In het dierenrijk heerst bestendige harmonie wat betreft de instandhouding van soorten indien de mens afwezig is. Als medeschepselen hebben zij recht op plek naast de mens die zich over de Aardbol verspreidde. Om goed tot hun aard te komen blijken er evenwel beperkingen voor ons mensen noodzakelijk. Dit geldt ook ten aanzien van de planten. Eenvoudige regels helpen hierbij op de goede weg:
Elk dier onder controle van de mens zal beschikken over voldoende natuurlijke buitenruimte om tenminste drie seconden achtereen voluit te rennen, vliegen of zwemmen.
Bij kunstmatig verhard oppervlak, hetzij erf, straat of dak boven gebouwen zal hoog opgaand geboomte aangeplant worden ter compensatie van voor de Natuur verloren gegane vruchtbare aarde.
Elk dier zal zijn natuurlijke gang gaan.
Gebruik van vergif is verboden tenzij er door bevoegde rechters overmatige agressieve activiteit vastgesteld wordt.
Het Amazone-oerwoud, het Noordpool-gebied, delen van de Noordamerikaanse prairie, van oostelijk Siberie, de Himalaya, de Sahara, binnen-Borneo en het Dreamland der Aboriginals zullen losgemaakt worden van staten en mensenvrij, behoudens stammen van inboorlingen, onder internationale controle gebracht worden gelijk Antarctica ten behoeve van wilde flora en fauna.
Grenslijnen tussen staten kunnen veranderen in mensenvrije grenszones, met bijvoorbeeld de beer weer heer op de Golan en de leeuw brullend in de Sinai.

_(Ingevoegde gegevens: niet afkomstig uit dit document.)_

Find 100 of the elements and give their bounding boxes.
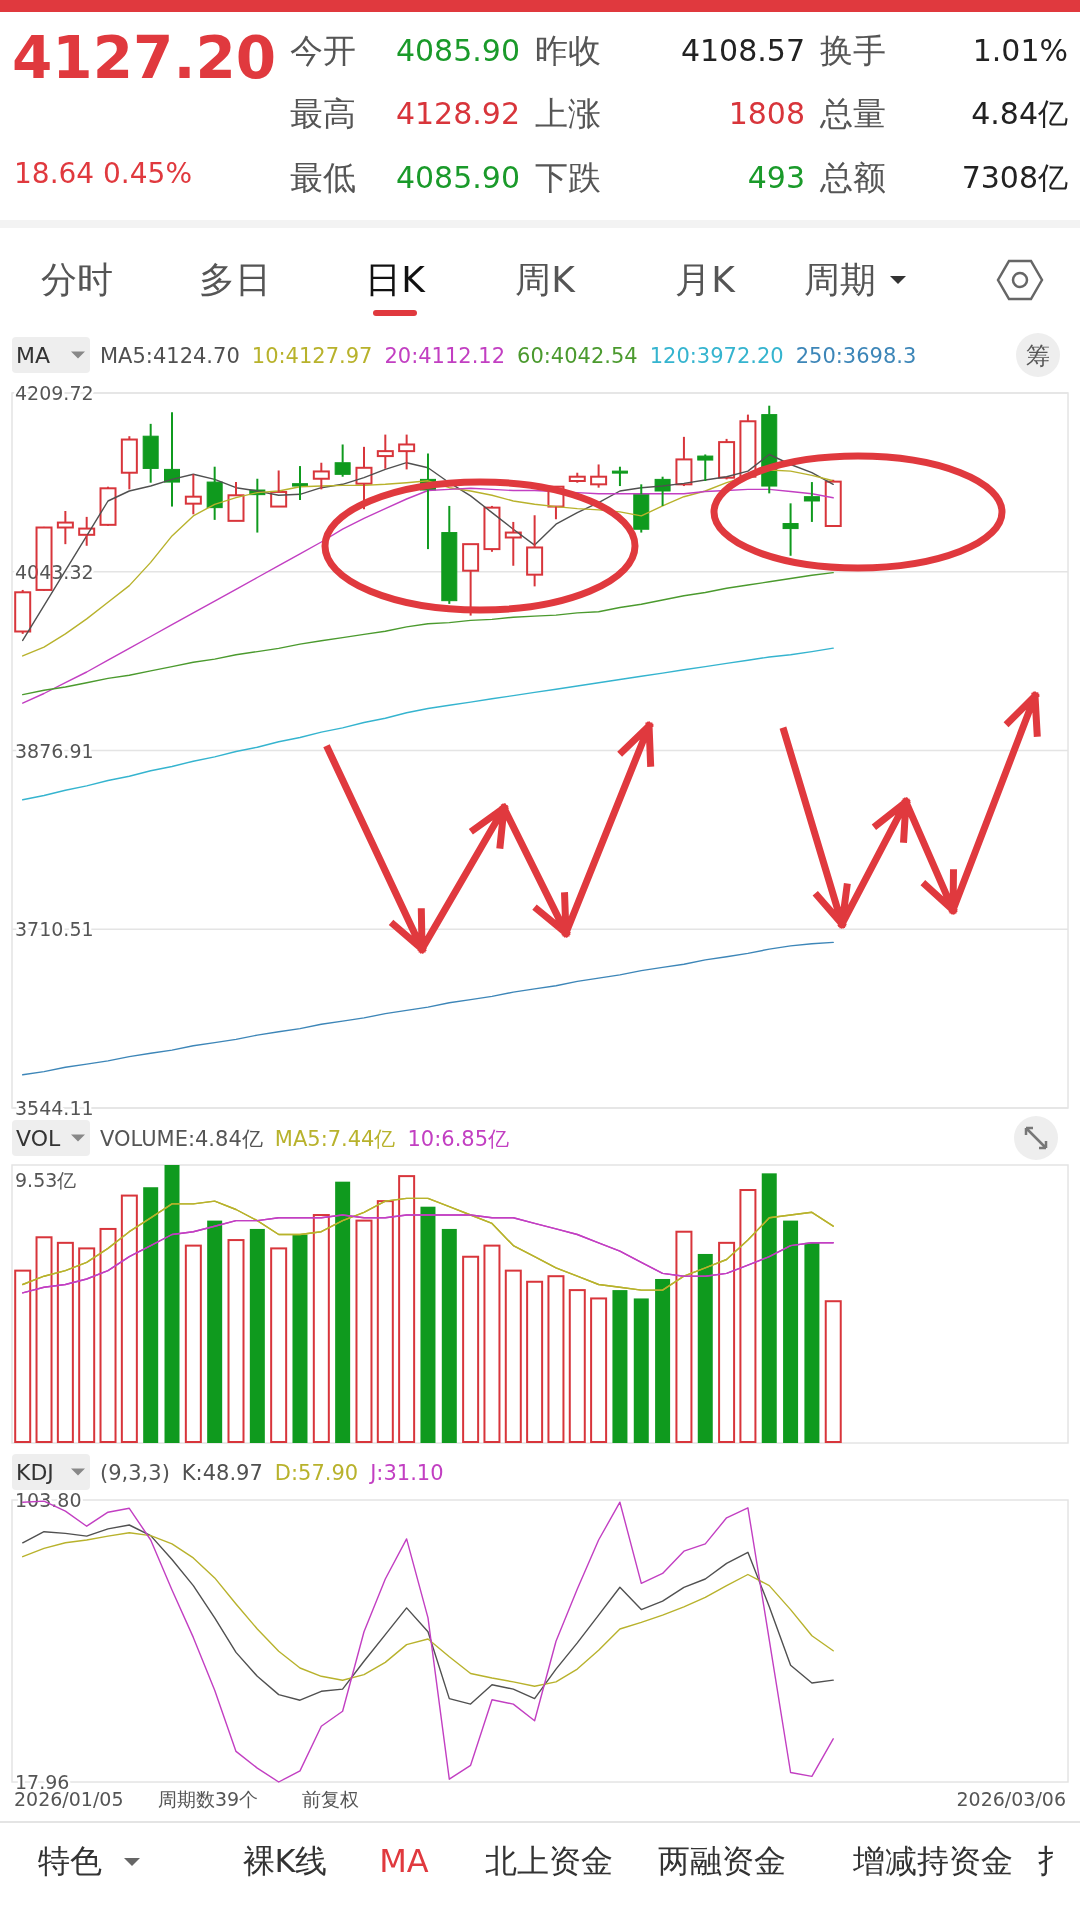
candlestick	[462, 543, 480, 617]
bar	[355, 1219, 373, 1443]
bar	[547, 1275, 565, 1443]
candlestick	[824, 478, 842, 528]
bar	[143, 1187, 159, 1443]
text: 昨收	[535, 31, 601, 70]
text: MA	[379, 1842, 429, 1880]
text: 增减持资金	[852, 1842, 1013, 1880]
bar	[633, 1298, 649, 1443]
text: 4108.57	[680, 33, 805, 68]
legend-title: KDJ	[16, 1460, 54, 1485]
bar	[462, 1255, 480, 1443]
text: 2026/03/06	[956, 1788, 1066, 1810]
candlestick	[526, 514, 544, 588]
bar	[14, 1269, 32, 1443]
y-tick-label: 103.80	[15, 1489, 82, 1511]
candlestick	[291, 465, 308, 502]
text: MA5:7.44亿	[274, 1127, 396, 1151]
candlestick	[206, 465, 223, 521]
text: 120:3972.20	[649, 344, 784, 368]
annotation: 9.53亿	[15, 1169, 77, 1191]
candlestick	[164, 411, 181, 508]
candlestick	[675, 435, 693, 488]
bar	[78, 1247, 96, 1443]
text: 月K	[675, 259, 737, 300]
bar	[420, 1206, 436, 1443]
chart-subtitle: (9,3,3)	[100, 1461, 170, 1485]
text: 250:3698.3	[795, 344, 917, 368]
bar	[184, 1244, 202, 1443]
candlestick	[590, 463, 608, 489]
bar	[120, 1194, 138, 1443]
candlestick	[312, 461, 330, 491]
bar	[56, 1241, 74, 1443]
text: 周K	[515, 259, 577, 300]
bar	[398, 1175, 416, 1443]
bar	[207, 1220, 223, 1443]
y-tick-label: 3710.51	[15, 918, 94, 941]
text: 4127.20	[12, 24, 277, 92]
bar	[376, 1200, 394, 1443]
text: 裸K线	[242, 1842, 328, 1880]
bar	[783, 1220, 799, 1443]
text: K:48.97	[181, 1461, 263, 1485]
text: 1.01%	[972, 33, 1068, 68]
text: 最低	[290, 158, 356, 197]
text: 10:6.85亿	[407, 1127, 510, 1151]
y-tick-label: 4209.72	[15, 382, 94, 404]
text: 最高	[290, 94, 356, 133]
text: 分时	[41, 259, 113, 300]
y-tick-label: 3876.91	[15, 739, 94, 762]
bar	[739, 1189, 757, 1443]
bar	[99, 1227, 117, 1443]
bar	[227, 1239, 245, 1443]
candlestick	[697, 453, 714, 482]
text: 换手	[820, 31, 886, 70]
text: 扌	[1037, 1842, 1069, 1880]
text: J:31.10	[368, 1461, 444, 1485]
candlestick	[483, 504, 501, 553]
text: 10:4127.97	[251, 344, 373, 368]
line-series	[22, 941, 834, 1076]
bar	[35, 1236, 53, 1443]
text: 周期	[804, 259, 876, 300]
text: 多日	[199, 259, 271, 300]
text: 筹	[1026, 342, 1050, 370]
candlestick	[803, 481, 820, 523]
bar	[655, 1278, 671, 1443]
candlestick	[355, 445, 373, 511]
bar	[270, 1247, 288, 1443]
candlestick	[504, 520, 522, 567]
bar	[292, 1234, 308, 1443]
bar	[612, 1290, 628, 1443]
bar	[504, 1269, 522, 1443]
candlestick	[376, 433, 394, 470]
bar	[164, 1165, 180, 1443]
candlestick	[547, 485, 565, 521]
y-tick-label: 3544.11	[15, 1097, 94, 1119]
bar	[568, 1289, 586, 1443]
candlestick	[56, 509, 74, 546]
text: 前复权	[302, 1788, 359, 1810]
text: 4085.90	[395, 33, 520, 68]
bar	[249, 1228, 265, 1443]
bar	[718, 1241, 736, 1443]
text: 总量	[819, 94, 886, 133]
text: 两融资金	[658, 1842, 786, 1880]
text: 日K	[365, 259, 427, 300]
candlestick	[782, 502, 799, 557]
candlestick	[441, 504, 458, 605]
text: 北上资金	[485, 1842, 613, 1880]
candlestick	[227, 481, 245, 522]
bar	[335, 1181, 351, 1443]
bar	[441, 1228, 457, 1443]
text: D:57.90	[274, 1461, 359, 1485]
candlestick	[568, 471, 586, 484]
text: 上涨	[535, 94, 601, 133]
text: 4.84亿	[971, 96, 1068, 131]
text: 特色	[38, 1842, 102, 1880]
text: MA5:4124.70	[100, 344, 240, 368]
text: 今开	[290, 31, 356, 70]
text: 总额	[819, 158, 886, 197]
text: 下跌	[535, 158, 601, 197]
candlestick	[184, 473, 202, 516]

In dichtbevolkte streken zoals Nederland hebben de mensen bijna alle grond in gebruik genomen voor zeer opgeschroefde behoeften, zodat er weinig resteert voor een gezond dierenrijk. Dit moet veranderen en kan geschieden door de boeren te verplichten om een tiende van de akkers te bebouwen voor het wild, de honden die kleine dieren opjagen of aanvallen in de omgeving van de woningen te houden en niet daarbuiten, kunstmatige hindernissen zoals asfaltdijken tussen verschillende milieus te vervangen door overgangszones en zich met handel en wandel te concentreren in stedelijke gebieden en compacte dorpen.
Hierover is een ding bijeen te roepen, dat vervolgens per referendum voorstellen doet, waarna een ondergeschikt parlement zorg draagt voor uitwerking en dagelijkse controle op de gang van zaken.
Daarna komen de verhoudingen tussen de mensen onderling aan de orde.